INA’s motion to dismiss the amended complaint, which will be treated as one for summary judgment under Rule 56, is based on a number of grounds. The first is that the court lacks jurisdiction over the subject matter of the action. Specifically, INA argues that since plaintiff failed to institute suit against it until February 28, 1978, the action is untimely, because it was not commenced within 90 days of her receipt of a right to sue letter from the EEOC, a requirement of 42 U.S.C. § 2000e-5(f)(1).3 In response, plaintiff claims that the action is timely because under the provisions of Fed.R.Civ.P. 15(c), the amended complaint should “relate back” to January *76225, 1978, the date of the filing of the original complaint.4 For the following reasons, I am persuaded that plaintiff’s position should be sustained.
The first sentence of Fed.R.Civ.P. 15(c) provides that “[w]henever the claim or defense asserted in the amended pleading arose out of the conduct, transaction, or occurrence set forth or attempted to be set forth in the original pleading, the amendment relates back to the date of the original pleading.” There is no doubt that plaintiff has satisfied this portion of Rule 15(c).

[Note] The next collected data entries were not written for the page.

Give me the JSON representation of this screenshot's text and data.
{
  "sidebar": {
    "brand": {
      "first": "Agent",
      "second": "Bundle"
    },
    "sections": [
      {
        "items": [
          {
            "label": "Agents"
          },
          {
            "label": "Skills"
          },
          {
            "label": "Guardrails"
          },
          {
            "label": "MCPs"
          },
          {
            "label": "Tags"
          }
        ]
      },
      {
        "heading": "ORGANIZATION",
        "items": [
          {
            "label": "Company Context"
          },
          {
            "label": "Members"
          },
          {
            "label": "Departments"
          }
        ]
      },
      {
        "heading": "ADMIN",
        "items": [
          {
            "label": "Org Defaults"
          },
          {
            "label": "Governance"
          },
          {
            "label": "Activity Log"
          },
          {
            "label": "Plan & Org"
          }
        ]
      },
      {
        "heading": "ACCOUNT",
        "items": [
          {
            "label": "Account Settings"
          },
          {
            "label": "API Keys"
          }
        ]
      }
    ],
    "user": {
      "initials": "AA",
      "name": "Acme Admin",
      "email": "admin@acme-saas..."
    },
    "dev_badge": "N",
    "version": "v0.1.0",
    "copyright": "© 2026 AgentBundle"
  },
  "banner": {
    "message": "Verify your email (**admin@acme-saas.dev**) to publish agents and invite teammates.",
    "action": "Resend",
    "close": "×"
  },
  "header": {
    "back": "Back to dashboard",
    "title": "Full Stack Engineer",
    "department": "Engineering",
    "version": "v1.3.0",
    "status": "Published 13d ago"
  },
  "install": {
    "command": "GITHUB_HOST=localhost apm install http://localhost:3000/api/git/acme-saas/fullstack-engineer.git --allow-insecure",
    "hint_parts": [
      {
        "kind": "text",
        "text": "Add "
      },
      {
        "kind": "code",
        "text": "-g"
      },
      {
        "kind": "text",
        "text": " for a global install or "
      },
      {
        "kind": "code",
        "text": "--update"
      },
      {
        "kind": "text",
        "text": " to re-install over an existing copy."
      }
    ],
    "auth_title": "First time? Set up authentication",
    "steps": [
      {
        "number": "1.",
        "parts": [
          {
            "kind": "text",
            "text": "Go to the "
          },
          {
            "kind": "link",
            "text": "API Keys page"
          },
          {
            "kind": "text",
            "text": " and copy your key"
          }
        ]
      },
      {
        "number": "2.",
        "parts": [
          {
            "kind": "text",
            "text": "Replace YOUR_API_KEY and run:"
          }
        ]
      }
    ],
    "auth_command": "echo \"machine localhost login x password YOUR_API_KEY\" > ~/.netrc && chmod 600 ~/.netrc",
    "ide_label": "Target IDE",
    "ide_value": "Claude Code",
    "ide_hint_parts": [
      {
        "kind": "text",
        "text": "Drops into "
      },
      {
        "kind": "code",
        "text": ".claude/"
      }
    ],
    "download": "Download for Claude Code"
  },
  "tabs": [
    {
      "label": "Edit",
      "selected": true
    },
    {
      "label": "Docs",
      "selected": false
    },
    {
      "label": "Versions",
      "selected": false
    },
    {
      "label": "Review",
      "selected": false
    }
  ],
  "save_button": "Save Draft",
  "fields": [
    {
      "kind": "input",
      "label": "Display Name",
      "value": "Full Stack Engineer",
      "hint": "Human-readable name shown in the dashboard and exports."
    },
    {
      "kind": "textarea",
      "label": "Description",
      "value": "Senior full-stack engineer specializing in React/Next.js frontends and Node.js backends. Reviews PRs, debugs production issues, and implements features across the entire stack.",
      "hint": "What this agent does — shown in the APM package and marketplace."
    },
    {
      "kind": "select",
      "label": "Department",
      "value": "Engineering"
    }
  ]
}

Here, the amended complaint made no change in the substance of the claim asserted in the original complaint; the same acts of discrimination were alleged in both. Since the only change effected was in the caption of the complaint and the pluralization of the word “defendant,” I find that the amended pleading arose out of the “conduct, transaction, or occurrence” set forth in the original pleading. See 3 Moore’s Federal Practice ¶ 15.15[3], at 15-194 (2d ed. 1979).
In addition, for her amended complaint to “relate back,” plaintiff must also satisfy the second requirement of Rule 15(c),5 i.e., “within the period provided by law for commencing the action against him” a defendant must have
(1) . . . received such notice of the institution of the action that he will not be prejudiced in maintaining his defense on the merits, and (2) knew or should have known that, but for a mistake concerning the identity of the proper party, the action would have been brought against him.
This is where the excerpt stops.